Konu, kurultay/kongre öncesi Ankara'da olması gerekenler.
İddialara göre, Ankara'daki ipleri elinde tutmak isteyen Koray Aydın, sert çıkışlarda bulunur.
Buna karşılık Uğur Poyraz, "sen kimisinde, bu şartları ortaya sürüyorsun" der.

Tabii ortam olağanüstü gerilir, her an her şeyin olabileceği bu ortama, Meral Akşener'in kalbi dayanamaz ve malum, apar topar hastaneye kaldırılır.

CHP içindeki durum da vahim.
Kılıçdaroğlu ve kliki, adaylıkta diretmekte, özellikle de İmamoğlu'na karşı kılıçlar çekilmiş.
İmamoğlu ise tam bir serseri mayın ve tamamen kontrol dışına çıkmış, "ben 16 milyonun Başkanıyım" diyerek, asla kendini taca çıkartmıyor.

Bu kontrol kaybı ise CHP Genel Merkezinin fena halde canını sıkmakta.
İki büyük parti, kendi içlerinde acımasız kavgalar verirken, yetmezmiş gibi, bir de iki mini partinin Genel Başkanlarının konuşmaları, beyanları dahi tehditleri ile uğraşmak zorunda kalıyorlar.

Öyle istekler dayatılıyor ki, akla ziyan.

4 küçük enişte, partilerine 20 şer vekil istiyor.
Yani 80 vekil, peki kim feragat edecek?
Ana payını CHP üstlenecek.
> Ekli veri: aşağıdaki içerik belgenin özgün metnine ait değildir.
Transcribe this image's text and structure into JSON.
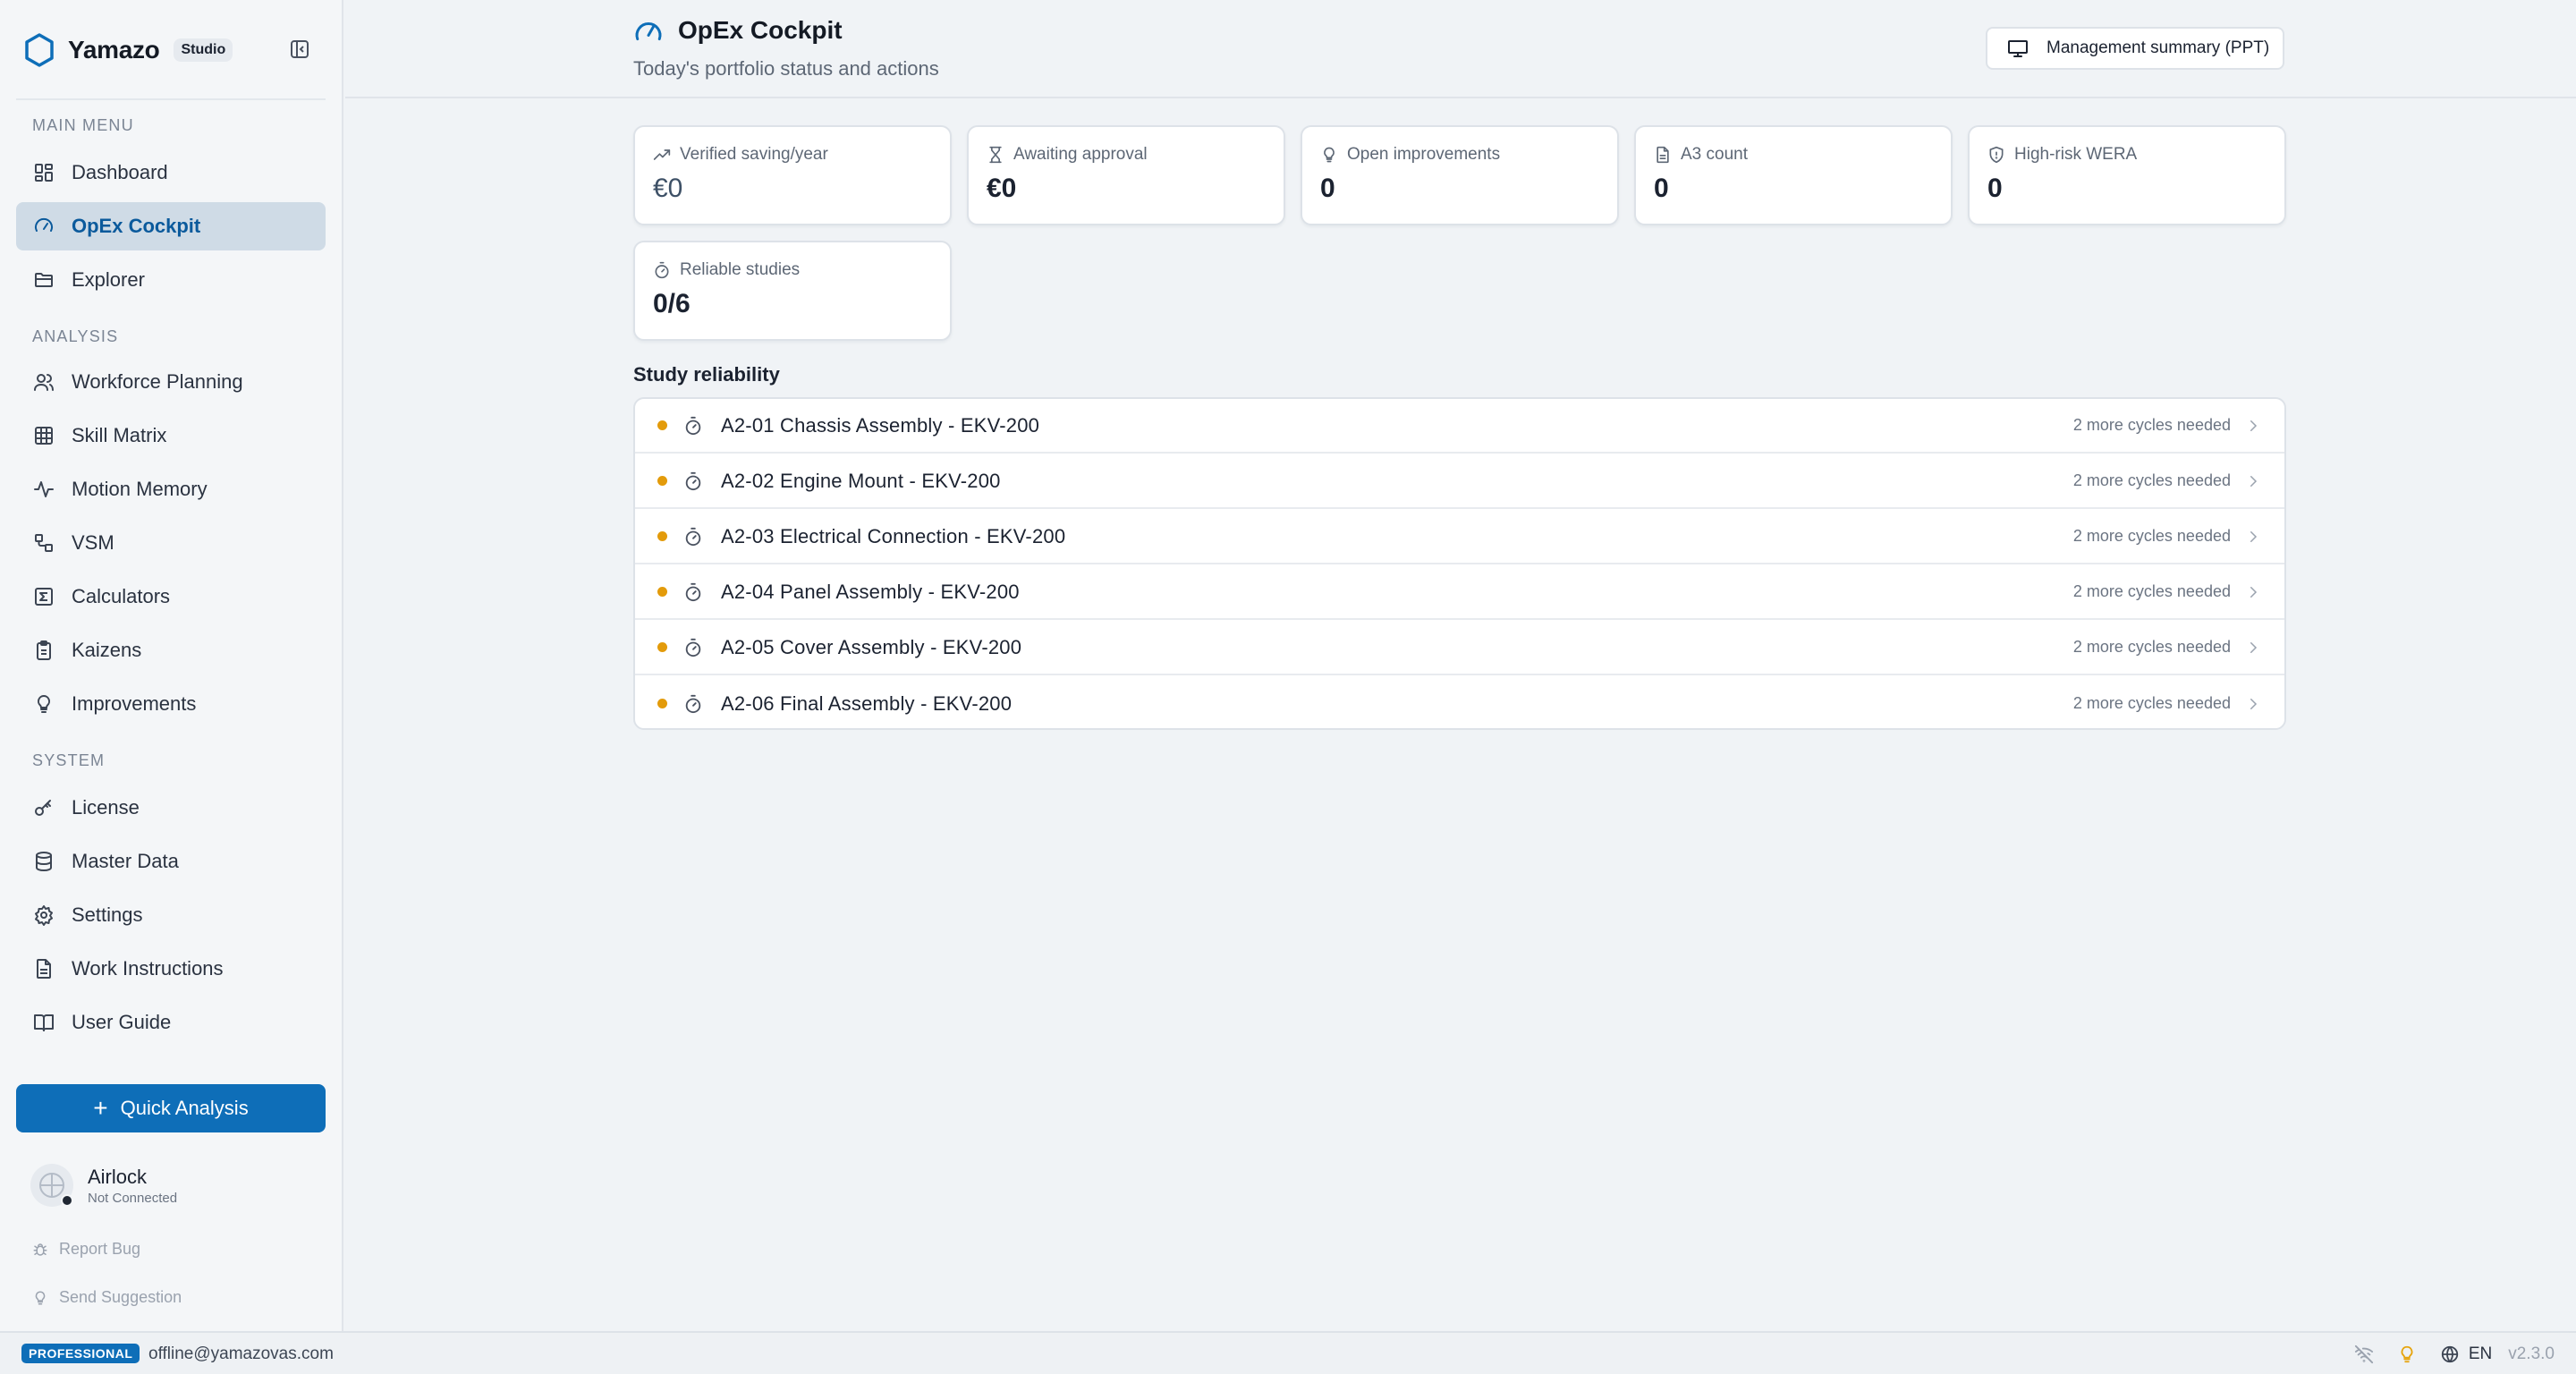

Eh tabii CHP'nin mevcut vekilleri bu işten çok, ama çok rahatsız, hatta kazan kalkmış bile.

Dönen entrikalar, kavgalar, tehditlerin haddi hesabı yok.
Cadı kazanı bile masum kalır, öyle depremler oluyor ki, her biri 9,99 şiddetinde.
Yani seçim vakti gelip çatınca, menfaat kavgaları da geldi çattı, hem de nasıl çattı.
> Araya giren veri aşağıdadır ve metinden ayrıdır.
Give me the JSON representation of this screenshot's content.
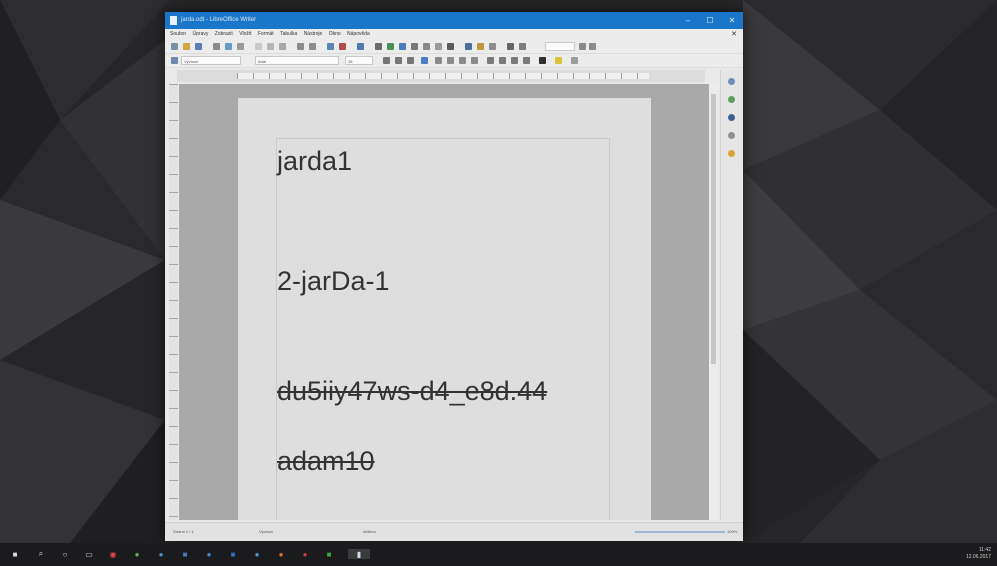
{
  "window": {
    "title": "jarda.odt - LibreOffice Writer"
  },
  "menu": {
    "items": [
      "Soubor",
      "Úpravy",
      "Zobrazit",
      "Vložit",
      "Formát",
      "Tabulka",
      "Nástroje",
      "Okno",
      "Nápověda"
    ]
  },
  "toolbar": {
    "style_value": "Výchozí",
    "font_value": "Arial",
    "size_value": "28"
  },
  "document": {
    "lines": [
      {
        "text": "jarda1",
        "struck": false
      },
      {
        "text": "2-jarDa-1",
        "struck": false
      },
      {
        "text": "du5iiy47ws-d4_e8d.44",
        "struck": true
      },
      {
        "text": "adam10",
        "struck": true
      }
    ]
  },
  "status": {
    "page": "Strana 1 / 1",
    "style": "Výchozí",
    "language": "čeština",
    "zoom": "100%"
  },
  "taskbar": {
    "clock_time": "11:42",
    "clock_date": "12.06.2017"
  },
  "colors": {
    "titlebar": "#1976c8",
    "taskbar": "#1b1b1d"
  }
}
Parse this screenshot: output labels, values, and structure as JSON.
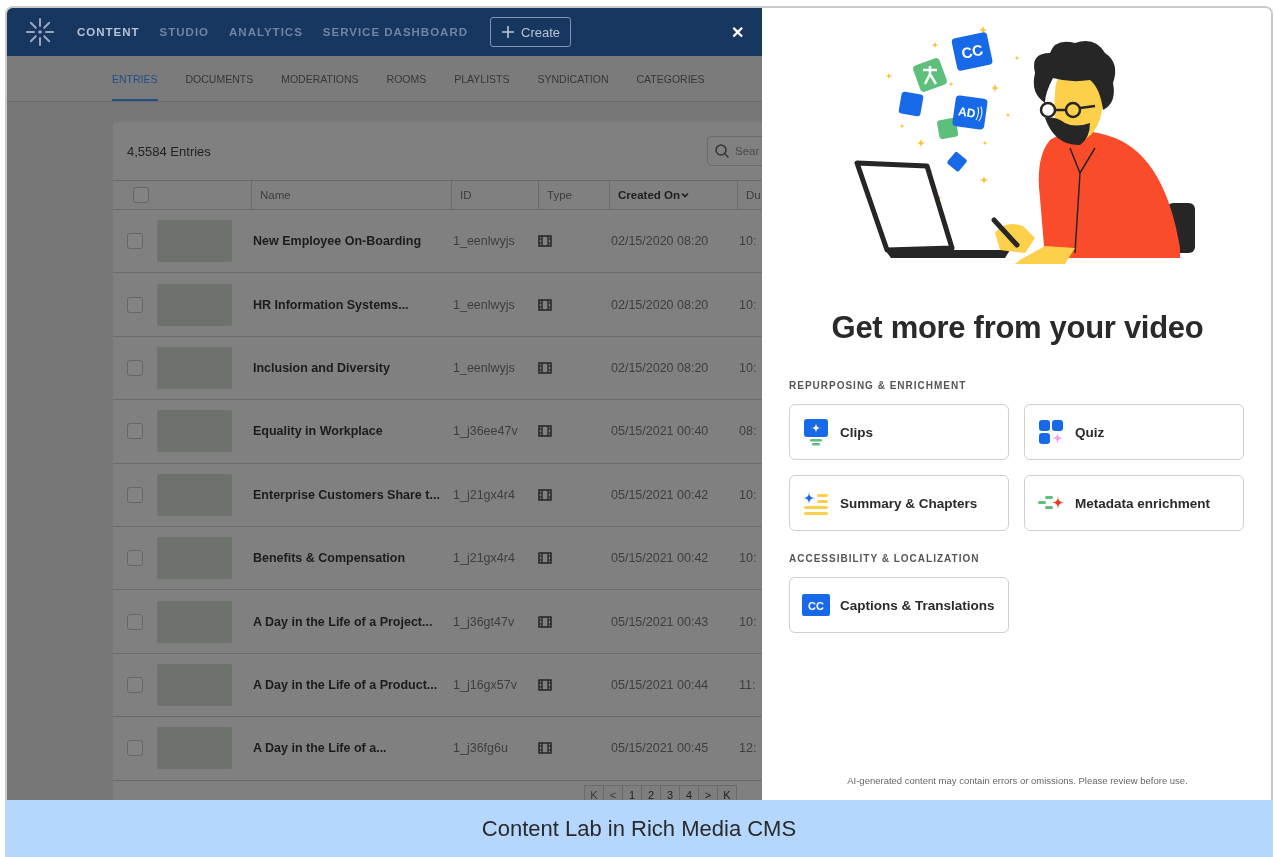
{
  "top_nav": {
    "items": [
      {
        "label": "CONTENT",
        "selected": true
      },
      {
        "label": "STUDIO",
        "selected": false
      },
      {
        "label": "ANALYTICS",
        "selected": false
      },
      {
        "label": "SERVICE DASHBOARD",
        "selected": false
      }
    ],
    "create_button": "Create",
    "close": "✕"
  },
  "sub_tabs": [
    {
      "label": "ENTRIES",
      "selected": true
    },
    {
      "label": "DOCUMENTS",
      "selected": false
    },
    {
      "label": "MODERATIONS",
      "selected": false
    },
    {
      "label": "ROOMS",
      "selected": false
    },
    {
      "label": "PLAYLISTS",
      "selected": false
    },
    {
      "label": "SYNDICATION",
      "selected": false
    },
    {
      "label": "CATEGORIES",
      "selected": false
    }
  ],
  "entries": {
    "count": "4,5584 Entries",
    "search": {
      "placeholder": "Sear"
    },
    "header_checked": false,
    "columns": [
      {
        "label": "Name",
        "sorted": false
      },
      {
        "label": "ID",
        "sorted": false
      },
      {
        "label": "Type",
        "sorted": false
      },
      {
        "label": "Created On",
        "sorted": true
      },
      {
        "label": "Du",
        "sorted": false
      }
    ],
    "rows": [
      {
        "checked": false,
        "name": "New Employee On-Boarding",
        "id": "1_eenlwyjs",
        "kind": "video",
        "created": "02/15/2020 08:20",
        "duration": "10:"
      },
      {
        "checked": false,
        "name": "HR Information Systems...",
        "id": "1_eenlwyjs",
        "kind": "video",
        "created": "02/15/2020 08:20",
        "duration": "10:"
      },
      {
        "checked": false,
        "name": "Inclusion and Diversity",
        "id": "1_eenlwyjs",
        "kind": "video",
        "created": "02/15/2020 08:20",
        "duration": "10:"
      },
      {
        "checked": false,
        "name": "Equality in Workplace",
        "id": "1_j36ee47v",
        "kind": "video",
        "created": "05/15/2021 00:40",
        "duration": "08:"
      },
      {
        "checked": false,
        "name": "Enterprise Customers Share t...",
        "id": "1_j21gx4r4",
        "kind": "video",
        "created": "05/15/2021 00:42",
        "duration": "10:"
      },
      {
        "checked": false,
        "name": "Benefits & Compensation",
        "id": "1_j21gx4r4",
        "kind": "video",
        "created": "05/15/2021 00:42",
        "duration": "10:"
      },
      {
        "checked": false,
        "name": "A Day in the Life of a Project...",
        "id": "1_j36gt47v",
        "kind": "video",
        "created": "05/15/2021 00:43",
        "duration": "10:"
      },
      {
        "checked": false,
        "name": "A Day in the Life of a Product...",
        "id": "1_j16gx57v",
        "kind": "video",
        "created": "05/15/2021 00:44",
        "duration": "11:"
      },
      {
        "checked": false,
        "name": "A Day in the Life of a...",
        "id": "1_j36fg6u",
        "kind": "video",
        "created": "05/15/2021 00:45",
        "duration": "12:"
      }
    ],
    "pagination": [
      {
        "kind": "first",
        "label": "K"
      },
      {
        "kind": "prev",
        "label": "<"
      },
      {
        "kind": "page",
        "label": "1"
      },
      {
        "kind": "page",
        "label": "2"
      },
      {
        "kind": "page",
        "label": "3"
      },
      {
        "kind": "page",
        "label": "4"
      },
      {
        "kind": "next",
        "label": ">"
      },
      {
        "kind": "last",
        "label": "K"
      }
    ]
  },
  "drawer": {
    "badges": [
      "CC",
      "AD"
    ],
    "title": "Get more from your video",
    "sections": [
      {
        "heading": "REPURPOSING & ENRICHMENT",
        "cards": [
          {
            "kind": "clips",
            "label": "Clips"
          },
          {
            "kind": "quiz",
            "label": "Quiz"
          },
          {
            "kind": "summary",
            "label": "Summary & Chapters"
          },
          {
            "kind": "metadata",
            "label": "Metadata enrichment"
          }
        ]
      },
      {
        "heading": "ACCESSIBILITY & LOCALIZATION",
        "cards": [
          {
            "kind": "captions",
            "label": "Captions & Translations",
            "icon_text": "CC"
          }
        ]
      }
    ],
    "disclaimer": "AI-generated content may contain errors or omissions. Please review before use."
  },
  "caption": "Content Lab in Rich Media CMS"
}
Aday açıklayamadıkları için, şimdi eski bir terane ye başvurdu altılı masa/lcılar.

Yok efendim, Sayın Erdoğan aday olamazmış, yok efendim seçim günü belirleme yetkisi, mevcut Anayasaya göre yokmuş.
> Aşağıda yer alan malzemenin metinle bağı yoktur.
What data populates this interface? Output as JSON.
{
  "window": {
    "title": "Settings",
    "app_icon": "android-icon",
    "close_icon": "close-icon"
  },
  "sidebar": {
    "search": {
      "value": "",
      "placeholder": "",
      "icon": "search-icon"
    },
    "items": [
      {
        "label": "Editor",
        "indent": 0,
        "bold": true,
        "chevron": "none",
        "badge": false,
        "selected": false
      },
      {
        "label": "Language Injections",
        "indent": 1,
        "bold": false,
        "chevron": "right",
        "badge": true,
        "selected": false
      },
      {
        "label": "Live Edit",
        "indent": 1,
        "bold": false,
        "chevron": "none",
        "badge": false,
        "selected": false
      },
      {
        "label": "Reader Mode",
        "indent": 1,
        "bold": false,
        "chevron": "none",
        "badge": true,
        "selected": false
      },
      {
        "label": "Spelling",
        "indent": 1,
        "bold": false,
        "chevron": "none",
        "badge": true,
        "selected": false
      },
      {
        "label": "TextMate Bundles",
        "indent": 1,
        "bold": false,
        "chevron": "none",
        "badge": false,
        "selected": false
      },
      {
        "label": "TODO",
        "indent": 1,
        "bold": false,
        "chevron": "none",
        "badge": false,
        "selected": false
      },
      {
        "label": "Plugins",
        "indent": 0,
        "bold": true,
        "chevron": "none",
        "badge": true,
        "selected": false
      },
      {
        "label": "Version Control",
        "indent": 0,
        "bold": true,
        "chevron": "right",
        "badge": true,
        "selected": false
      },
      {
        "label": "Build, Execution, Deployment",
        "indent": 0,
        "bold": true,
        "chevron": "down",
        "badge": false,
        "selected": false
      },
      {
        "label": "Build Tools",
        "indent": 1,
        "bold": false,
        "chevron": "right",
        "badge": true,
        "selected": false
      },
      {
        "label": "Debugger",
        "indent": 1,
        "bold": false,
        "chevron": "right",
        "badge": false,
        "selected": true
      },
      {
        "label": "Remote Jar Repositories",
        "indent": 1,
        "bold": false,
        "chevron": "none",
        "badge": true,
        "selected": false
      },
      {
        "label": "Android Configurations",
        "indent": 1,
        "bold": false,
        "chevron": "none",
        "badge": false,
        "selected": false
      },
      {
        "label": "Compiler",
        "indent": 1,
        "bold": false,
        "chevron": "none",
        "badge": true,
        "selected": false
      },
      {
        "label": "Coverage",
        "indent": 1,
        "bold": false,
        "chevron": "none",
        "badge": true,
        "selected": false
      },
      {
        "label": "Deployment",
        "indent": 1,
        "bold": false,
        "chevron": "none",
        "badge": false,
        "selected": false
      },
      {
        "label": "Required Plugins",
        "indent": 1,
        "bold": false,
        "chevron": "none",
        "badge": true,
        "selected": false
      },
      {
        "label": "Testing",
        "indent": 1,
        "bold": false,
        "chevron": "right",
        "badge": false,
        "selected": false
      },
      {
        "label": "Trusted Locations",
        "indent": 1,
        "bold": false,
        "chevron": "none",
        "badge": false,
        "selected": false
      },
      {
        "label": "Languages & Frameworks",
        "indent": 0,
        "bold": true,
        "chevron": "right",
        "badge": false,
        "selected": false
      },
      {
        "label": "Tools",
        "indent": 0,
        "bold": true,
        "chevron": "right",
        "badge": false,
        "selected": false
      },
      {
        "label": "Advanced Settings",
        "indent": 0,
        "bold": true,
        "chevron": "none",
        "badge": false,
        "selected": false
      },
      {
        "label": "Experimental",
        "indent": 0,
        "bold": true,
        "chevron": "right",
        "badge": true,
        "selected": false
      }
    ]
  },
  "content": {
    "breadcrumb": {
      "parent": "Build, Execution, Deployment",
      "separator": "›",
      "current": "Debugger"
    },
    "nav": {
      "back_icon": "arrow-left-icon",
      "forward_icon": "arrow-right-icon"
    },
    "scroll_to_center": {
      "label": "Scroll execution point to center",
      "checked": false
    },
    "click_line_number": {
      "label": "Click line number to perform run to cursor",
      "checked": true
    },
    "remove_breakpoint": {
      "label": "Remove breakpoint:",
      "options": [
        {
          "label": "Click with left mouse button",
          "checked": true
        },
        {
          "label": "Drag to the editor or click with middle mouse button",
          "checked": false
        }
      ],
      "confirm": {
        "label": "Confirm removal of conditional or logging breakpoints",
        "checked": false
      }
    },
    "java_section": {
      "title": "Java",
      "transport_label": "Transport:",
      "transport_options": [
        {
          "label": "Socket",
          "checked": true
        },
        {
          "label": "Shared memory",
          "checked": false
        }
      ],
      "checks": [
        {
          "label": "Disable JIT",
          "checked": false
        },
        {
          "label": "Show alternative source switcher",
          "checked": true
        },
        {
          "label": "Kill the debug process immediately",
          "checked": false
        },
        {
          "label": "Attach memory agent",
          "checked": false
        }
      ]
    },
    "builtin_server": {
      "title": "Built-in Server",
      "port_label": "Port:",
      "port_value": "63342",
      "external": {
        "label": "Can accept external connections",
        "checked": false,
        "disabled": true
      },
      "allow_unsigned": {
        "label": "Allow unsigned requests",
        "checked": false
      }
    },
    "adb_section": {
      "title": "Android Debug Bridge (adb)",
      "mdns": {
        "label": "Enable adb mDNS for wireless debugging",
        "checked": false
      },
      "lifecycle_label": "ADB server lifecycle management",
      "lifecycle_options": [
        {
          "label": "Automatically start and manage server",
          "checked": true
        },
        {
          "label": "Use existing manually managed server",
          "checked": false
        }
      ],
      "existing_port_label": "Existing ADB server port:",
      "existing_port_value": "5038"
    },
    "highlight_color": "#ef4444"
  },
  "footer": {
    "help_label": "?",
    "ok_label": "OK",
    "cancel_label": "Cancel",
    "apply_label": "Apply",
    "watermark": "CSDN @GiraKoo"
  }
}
Pardon da kendi seçmeninizi oyalamak için, bütün ülkeye yalan söyleyemezsiniz.
Söylerseniz de itibarınız sıfır olur.
Bu, bu kadar basit.

Ez cümle olarak;
Burası Türkiye Cumhuriyeti, burada olup bitenlere karar verecek olacak da, Aziz Türk Milleti, hür iradesi, demokrasi çerçevesinde yapılan seçimler.

Bu ülkede olup biteceklere, ne ABD'nin siyasileri, siyasi eskileri, ne İngiltere'nin bilmem hangi medyası, ne FETÖ'nün kullanışlı aparatları, ne de uluslararası platformlarda bile terörist damgası yemiş, o ya da bu örgütler.

Herkes bunu böyle bilecek, haddini bilecek.
Bu millet, artık hiçbir gücün, ülkenin, bilmen neyin emir ile hareket edecek bir millet değil.

Biz her konuda kendi göbeğimizi kendimiz keser duruma geldik, ve bu seviyeye de işte bu sözde müttefik ve dost, aslında ise ezeli düşman olanların hal ve tavırları, siyasetleri iletmiştir.

Mustafa Kemal Paşa, "Saffı müdafaa yoktur, sathı müdafaa vardır ve bu satıh bütün ülkedir," demişti, artık bu satıh, bizim içim cümle cihandır.

Gerektiği yerde, gerektiği biçimde, Ali menfaatlerimizi koruyacak haldeyiz, ve de koruyoruz da.
Bu bağlamda, herkesin vereceği oyun vebalinin bilincinde olması şarttır.


Bir diğer yazımızda buluşmak ümidi ve dua ile Vesselam.